Bugün, 26 Nisan 2024 Cuma

Selim EROĞLU


MEKTUBUM GELMİŞ…

MEKTUBUM GELMİŞ…


    Tam derse girmek üzereydim ki bir sürprizle karşılaştım. Mektubun var dediler.
    Ne mektubuymuş, hangi zamandayız, bu zamanda mektup mu olurmuş, diye düşündüm. Mektup tarihe karışalı çok oldu. İnsanlar artık birbirlerine mektup yazmıyorlar. İhtiyaç da duymuyorlar. Delikli demirin icat olup mertliğin tarihe karışması gibi mektup da, maalesef, tarihe karıştı. Mektup uzun iş. Kim okur, kim yazar…
    Şimdi insanlar anlık haberleşiyor. Mesafe ve zaman kavramları ortadan kalktı. Farkında mısınız ''hasret'' de ortadan kalktı. İnsanlar artık birbirlerine hasret duymuyorlar. Görüntülü görüşme çıktığından beri hasret de ortadan kalktı. Bir önemli duygu ortadan kalkmış haberimiz yok. Çocuk nasılmış dediğimde, iyiymiş, daha yeni görüntülü görüştüm , diyenden geçilmiyor. Buna, zamanın ruhu diyorlar. Birçok şey zamana yenik düştü.
    Günümüzde genel olarak resmi evraklara da mektup deniliyor. Yine öyle bir şeydir diye düşündüm.
    Zarfı elime aldım. Üzerinde gönderenin adı, soyadı ve adresi yazıyordu. Bu, sahiden bir mektuptu. Gönderen,  yakından tanıdığım çok  samimi bir arkadaşımdı.
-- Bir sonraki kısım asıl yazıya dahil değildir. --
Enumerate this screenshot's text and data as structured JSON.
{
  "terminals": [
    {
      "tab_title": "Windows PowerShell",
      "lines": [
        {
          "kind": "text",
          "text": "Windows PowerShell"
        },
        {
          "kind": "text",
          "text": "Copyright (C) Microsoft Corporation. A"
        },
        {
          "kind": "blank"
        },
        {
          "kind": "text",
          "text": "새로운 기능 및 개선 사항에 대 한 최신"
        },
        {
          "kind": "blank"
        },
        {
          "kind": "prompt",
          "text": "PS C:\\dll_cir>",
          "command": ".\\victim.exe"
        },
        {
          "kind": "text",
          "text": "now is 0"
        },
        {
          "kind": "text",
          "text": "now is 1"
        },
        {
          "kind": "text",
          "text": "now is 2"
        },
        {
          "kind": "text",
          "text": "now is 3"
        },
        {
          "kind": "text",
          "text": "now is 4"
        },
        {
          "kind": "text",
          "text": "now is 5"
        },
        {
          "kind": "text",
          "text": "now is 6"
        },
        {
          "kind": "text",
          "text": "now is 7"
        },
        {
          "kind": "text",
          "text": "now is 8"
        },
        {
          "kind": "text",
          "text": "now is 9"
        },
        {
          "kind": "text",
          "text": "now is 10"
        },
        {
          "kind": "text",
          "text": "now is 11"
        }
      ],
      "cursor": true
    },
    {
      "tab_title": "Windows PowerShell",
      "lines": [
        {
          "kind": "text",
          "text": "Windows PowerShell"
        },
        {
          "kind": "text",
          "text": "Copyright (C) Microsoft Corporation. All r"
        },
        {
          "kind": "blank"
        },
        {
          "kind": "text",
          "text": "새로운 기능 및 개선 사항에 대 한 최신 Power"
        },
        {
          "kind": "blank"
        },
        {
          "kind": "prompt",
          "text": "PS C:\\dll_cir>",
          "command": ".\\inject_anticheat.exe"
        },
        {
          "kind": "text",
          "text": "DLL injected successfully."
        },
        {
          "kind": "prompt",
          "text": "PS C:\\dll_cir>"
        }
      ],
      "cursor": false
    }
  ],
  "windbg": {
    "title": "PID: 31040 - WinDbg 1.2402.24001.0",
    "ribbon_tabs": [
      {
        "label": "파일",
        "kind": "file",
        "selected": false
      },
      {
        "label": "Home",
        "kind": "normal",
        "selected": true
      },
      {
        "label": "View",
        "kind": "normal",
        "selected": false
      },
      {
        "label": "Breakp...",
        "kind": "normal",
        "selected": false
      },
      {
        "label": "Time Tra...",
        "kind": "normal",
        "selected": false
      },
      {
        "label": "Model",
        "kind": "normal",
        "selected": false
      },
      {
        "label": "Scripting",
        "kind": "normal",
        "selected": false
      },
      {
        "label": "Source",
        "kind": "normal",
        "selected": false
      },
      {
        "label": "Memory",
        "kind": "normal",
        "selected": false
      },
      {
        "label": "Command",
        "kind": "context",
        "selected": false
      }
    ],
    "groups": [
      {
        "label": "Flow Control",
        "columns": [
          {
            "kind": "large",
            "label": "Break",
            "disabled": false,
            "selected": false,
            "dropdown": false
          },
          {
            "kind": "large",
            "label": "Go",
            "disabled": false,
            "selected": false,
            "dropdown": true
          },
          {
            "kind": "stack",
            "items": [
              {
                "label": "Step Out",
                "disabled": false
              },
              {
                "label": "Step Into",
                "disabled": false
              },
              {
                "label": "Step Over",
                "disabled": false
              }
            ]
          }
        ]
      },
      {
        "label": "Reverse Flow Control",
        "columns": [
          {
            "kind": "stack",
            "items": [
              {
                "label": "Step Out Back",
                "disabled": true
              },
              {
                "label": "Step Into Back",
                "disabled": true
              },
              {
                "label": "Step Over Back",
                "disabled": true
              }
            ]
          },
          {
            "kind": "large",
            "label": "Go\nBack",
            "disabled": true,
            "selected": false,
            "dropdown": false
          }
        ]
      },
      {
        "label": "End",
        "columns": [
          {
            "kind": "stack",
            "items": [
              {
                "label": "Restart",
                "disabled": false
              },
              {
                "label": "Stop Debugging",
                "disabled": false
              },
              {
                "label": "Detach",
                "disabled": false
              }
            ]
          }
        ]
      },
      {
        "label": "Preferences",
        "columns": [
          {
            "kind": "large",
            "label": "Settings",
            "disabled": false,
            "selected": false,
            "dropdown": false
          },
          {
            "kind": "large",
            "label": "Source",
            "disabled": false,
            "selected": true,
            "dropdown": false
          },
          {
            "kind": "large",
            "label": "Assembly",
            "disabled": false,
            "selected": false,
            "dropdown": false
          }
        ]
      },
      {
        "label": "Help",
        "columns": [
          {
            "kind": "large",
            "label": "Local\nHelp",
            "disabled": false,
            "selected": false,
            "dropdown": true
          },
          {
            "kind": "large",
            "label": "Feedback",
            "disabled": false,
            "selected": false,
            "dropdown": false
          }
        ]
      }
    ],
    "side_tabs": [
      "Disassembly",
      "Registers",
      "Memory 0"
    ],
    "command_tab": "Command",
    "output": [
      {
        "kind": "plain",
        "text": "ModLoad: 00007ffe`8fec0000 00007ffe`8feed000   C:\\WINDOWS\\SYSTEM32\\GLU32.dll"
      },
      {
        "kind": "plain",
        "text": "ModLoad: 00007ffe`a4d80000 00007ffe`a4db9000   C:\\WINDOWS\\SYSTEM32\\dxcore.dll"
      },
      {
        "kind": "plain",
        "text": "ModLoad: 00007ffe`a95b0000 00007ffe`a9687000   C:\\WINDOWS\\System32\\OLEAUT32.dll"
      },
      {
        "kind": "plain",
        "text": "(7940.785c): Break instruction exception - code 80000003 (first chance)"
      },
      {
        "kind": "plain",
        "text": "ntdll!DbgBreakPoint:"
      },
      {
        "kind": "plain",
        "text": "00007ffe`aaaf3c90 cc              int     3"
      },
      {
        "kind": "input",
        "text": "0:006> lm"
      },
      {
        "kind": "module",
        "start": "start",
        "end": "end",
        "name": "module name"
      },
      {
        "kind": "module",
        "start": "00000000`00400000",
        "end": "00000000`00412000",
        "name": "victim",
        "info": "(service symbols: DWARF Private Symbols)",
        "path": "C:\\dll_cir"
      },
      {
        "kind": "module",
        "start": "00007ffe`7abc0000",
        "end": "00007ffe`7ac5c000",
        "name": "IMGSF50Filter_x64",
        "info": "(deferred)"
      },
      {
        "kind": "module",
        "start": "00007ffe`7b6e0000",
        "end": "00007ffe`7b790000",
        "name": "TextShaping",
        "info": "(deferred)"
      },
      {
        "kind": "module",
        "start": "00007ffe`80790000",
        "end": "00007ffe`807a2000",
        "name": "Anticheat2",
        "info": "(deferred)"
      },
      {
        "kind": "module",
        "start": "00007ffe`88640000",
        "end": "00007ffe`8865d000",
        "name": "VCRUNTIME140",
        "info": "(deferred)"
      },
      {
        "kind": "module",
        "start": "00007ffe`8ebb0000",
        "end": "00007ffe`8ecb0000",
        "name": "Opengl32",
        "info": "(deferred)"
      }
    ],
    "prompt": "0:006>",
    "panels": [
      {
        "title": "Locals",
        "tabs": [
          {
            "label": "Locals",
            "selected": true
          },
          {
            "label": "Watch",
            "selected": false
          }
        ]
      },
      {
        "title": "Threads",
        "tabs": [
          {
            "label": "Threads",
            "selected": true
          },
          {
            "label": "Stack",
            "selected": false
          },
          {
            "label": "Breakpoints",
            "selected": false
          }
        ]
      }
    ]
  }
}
    Gönderen, gazetemizin velut yazarı, emekli-eğitimci Zeki Ordu'dan başkası değildi. Adres kısmında,  Gölevi Mahallesi. Ünye/Ordu yazıyordu. Gönderen Zeki Ordu olunca bir kat daha heyecanlandım. Çünkü kendisi yazı hayatında tek başına bir ordu gibi hareket eder.  Bütün ilginç fikirlerde ve uygulamalarda onun imzası vardır. Sürekli düşünür ve düşündüklerini fiiliyata döker. Kendisiyle diğer haberleşme kanallarından destursuz görüştüğümüz çok olur. Mektup yazmışsa mutlaka bir bildiği vardır.
    Ders konularımızda mektup yine var ama daha ziyade teorik. Bir türlü pratiğe dökemiyoruz. Hiç olmazsa bana mektup yazın diyorum, o da yok.
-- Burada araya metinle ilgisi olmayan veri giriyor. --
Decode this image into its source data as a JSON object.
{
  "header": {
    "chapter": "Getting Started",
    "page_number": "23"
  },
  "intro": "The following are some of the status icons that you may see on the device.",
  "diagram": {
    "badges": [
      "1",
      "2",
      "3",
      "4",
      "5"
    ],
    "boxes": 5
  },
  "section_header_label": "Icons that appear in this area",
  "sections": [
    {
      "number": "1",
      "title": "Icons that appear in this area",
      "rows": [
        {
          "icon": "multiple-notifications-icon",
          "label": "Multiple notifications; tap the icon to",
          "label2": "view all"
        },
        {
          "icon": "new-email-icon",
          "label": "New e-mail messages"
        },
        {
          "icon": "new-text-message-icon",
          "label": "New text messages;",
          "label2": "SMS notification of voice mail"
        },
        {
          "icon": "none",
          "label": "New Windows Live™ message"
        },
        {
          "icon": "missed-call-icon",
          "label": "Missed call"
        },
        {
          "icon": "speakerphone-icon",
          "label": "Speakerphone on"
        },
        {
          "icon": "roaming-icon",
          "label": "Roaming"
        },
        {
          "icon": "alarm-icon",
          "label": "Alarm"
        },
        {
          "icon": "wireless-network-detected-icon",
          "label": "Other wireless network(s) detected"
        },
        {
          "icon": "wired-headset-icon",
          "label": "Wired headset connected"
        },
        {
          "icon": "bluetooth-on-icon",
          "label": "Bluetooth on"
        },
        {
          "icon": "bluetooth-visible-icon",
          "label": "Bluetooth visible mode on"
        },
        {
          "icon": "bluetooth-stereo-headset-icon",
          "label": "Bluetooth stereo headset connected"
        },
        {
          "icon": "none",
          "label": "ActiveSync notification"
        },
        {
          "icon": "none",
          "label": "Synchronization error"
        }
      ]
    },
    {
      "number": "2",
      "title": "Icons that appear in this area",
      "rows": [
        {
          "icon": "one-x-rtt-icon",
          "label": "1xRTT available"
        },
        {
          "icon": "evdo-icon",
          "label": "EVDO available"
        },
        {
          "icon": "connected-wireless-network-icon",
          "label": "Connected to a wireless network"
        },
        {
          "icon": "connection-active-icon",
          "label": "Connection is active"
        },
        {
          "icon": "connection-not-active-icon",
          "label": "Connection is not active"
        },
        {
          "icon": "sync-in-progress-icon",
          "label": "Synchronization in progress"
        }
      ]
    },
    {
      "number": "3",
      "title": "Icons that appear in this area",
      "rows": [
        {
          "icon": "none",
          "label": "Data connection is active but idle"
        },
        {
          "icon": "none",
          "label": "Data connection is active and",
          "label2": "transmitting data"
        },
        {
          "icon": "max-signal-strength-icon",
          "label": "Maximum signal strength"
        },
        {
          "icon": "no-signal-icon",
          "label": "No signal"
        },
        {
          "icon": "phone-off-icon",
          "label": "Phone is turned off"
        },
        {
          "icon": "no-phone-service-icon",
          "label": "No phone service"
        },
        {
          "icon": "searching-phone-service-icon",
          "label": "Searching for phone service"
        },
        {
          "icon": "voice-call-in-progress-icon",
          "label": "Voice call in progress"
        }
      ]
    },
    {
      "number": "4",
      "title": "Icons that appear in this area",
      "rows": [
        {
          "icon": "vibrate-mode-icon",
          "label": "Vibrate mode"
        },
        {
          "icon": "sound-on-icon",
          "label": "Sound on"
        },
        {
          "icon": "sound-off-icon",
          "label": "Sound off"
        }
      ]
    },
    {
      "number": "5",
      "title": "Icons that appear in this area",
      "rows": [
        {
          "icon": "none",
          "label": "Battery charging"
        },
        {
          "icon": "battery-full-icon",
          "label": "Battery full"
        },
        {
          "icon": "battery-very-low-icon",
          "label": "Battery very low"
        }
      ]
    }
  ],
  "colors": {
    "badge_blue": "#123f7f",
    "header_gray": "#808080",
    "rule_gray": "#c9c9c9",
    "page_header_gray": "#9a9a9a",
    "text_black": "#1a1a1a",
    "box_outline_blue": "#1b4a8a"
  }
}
 Elimde zarf, heyecanla sınıfa girdim. Öğrenciler elimdekinin ne olduğunu merak ettiler. Bir arkadaşımdan mektup aldım, dedim. En son mektubu ne zaman aldığımı hatırlamıyorum, diye ilave ettim. Öğrencilerimin çoğu bırakın son mektubu mektup yazdıkları ve aldıklarını hatırlamadılar. Haklarını yemeyeyim, birkaçı mektupla haşır neşir olduğunu söyledi.
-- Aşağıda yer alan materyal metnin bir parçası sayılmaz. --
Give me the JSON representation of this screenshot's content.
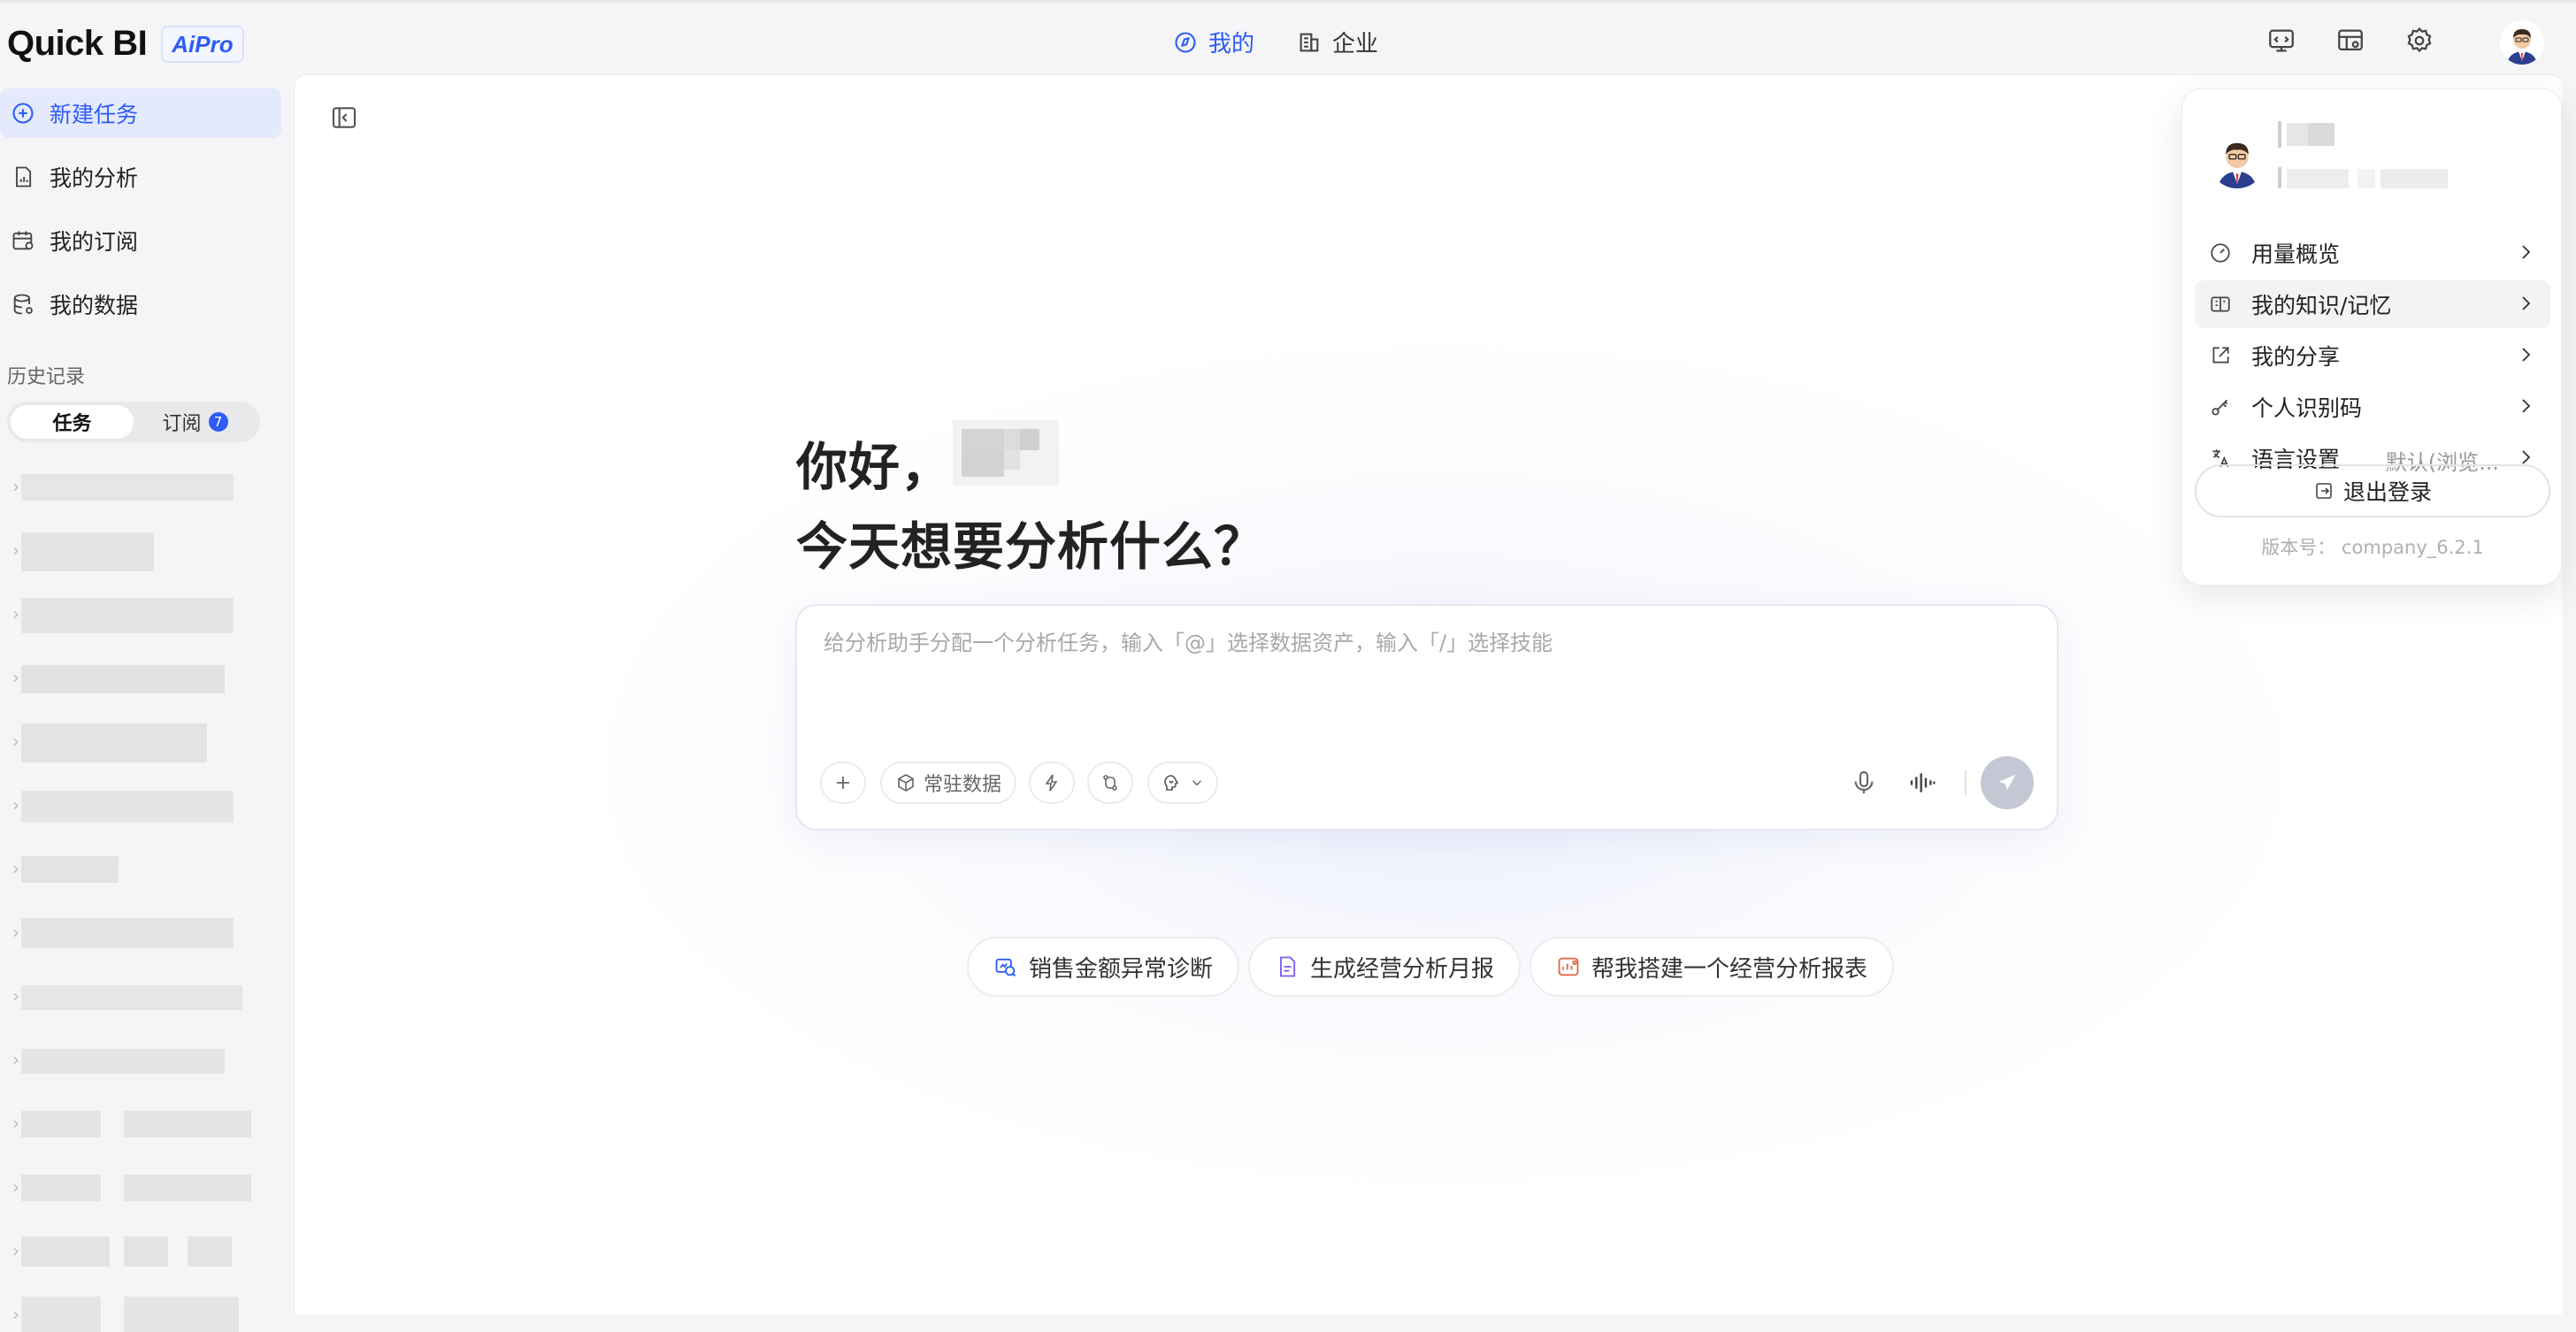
{
  "header": {
    "logo": "Quick BI",
    "logo_badge": "AiPro",
    "tabs": [
      {
        "label": "我的",
        "icon": "compass-icon",
        "active": true
      },
      {
        "label": "企业",
        "icon": "building-icon",
        "active": false
      }
    ],
    "icons": [
      "code-window-icon",
      "table-settings-icon",
      "gear-icon"
    ],
    "accent_color": "#2d5cf6"
  },
  "sidebar": {
    "items": [
      {
        "label": "新建任务",
        "icon": "plus-circle-icon",
        "active": true
      },
      {
        "label": "我的分析",
        "icon": "document-chart-icon",
        "active": false
      },
      {
        "label": "我的订阅",
        "icon": "calendar-icon",
        "active": false
      },
      {
        "label": "我的数据",
        "icon": "database-icon",
        "active": false
      }
    ],
    "history_title": "历史记录",
    "segments": [
      {
        "label": "任务",
        "active": true
      },
      {
        "label": "订阅",
        "badge": "7",
        "active": false
      }
    ]
  },
  "main": {
    "greeting": "你好，",
    "question": "今天想要分析什么？",
    "composer": {
      "placeholder": "给分析助手分配一个分析任务，输入「@」选择数据资产，输入「/」选择技能",
      "resident_data_label": "常驻数据"
    },
    "suggestions": [
      {
        "label": "销售金额异常诊断",
        "icon": "diagnose-icon"
      },
      {
        "label": "生成经营分析月报",
        "icon": "report-doc-icon"
      },
      {
        "label": "帮我搭建一个经营分析报表",
        "icon": "dashboard-build-icon"
      }
    ]
  },
  "user_menu": {
    "items": [
      {
        "label": "用量概览",
        "icon": "gauge-icon"
      },
      {
        "label": "我的知识/记忆",
        "icon": "knowledge-icon",
        "hover": true
      },
      {
        "label": "我的分享",
        "icon": "share-icon"
      },
      {
        "label": "个人识别码",
        "icon": "key-icon"
      },
      {
        "label": "语言设置",
        "icon": "translate-icon",
        "value": "默认(浏览..."
      }
    ],
    "logout_label": "退出登录",
    "version": "版本号：  company_6.2.1"
  }
}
    Heyecanla mektubu naklen açtım. Hızla gözden geçirdim. Özel mektup olmasına rağmen sınıfın huzurunda okunmasında bir mahzur yok diye düşündüm. Bilakis fayda mülahaza ettim.
     Önemine binaen okuma görevini bir öğrencime verdim ve seslice okuttum. Sınıfın çok hoşuna gitti. Üşenmemiş ,  oturmuş yazmış diyenleri duydum. Ne gereği varmış, telefonla da söyleyebilirmiş, diyenler oldu. Lakin hiçbiri göndereni tanımıyordu. Zeki Ordu yazmışsa vardır bir hikmeti, boşuna kalem oynatmaz. Ya kitap projesi vardır, ya da tarihe not düşmek istemiştir. Yoksa niye yazsın ki… Üstelik masrafa da girmiş. Tam beş lira pul parası vermiş. Bu arada bir mektubun gönderme bedelinin beş lira olduğunu öğrenmiş oldum.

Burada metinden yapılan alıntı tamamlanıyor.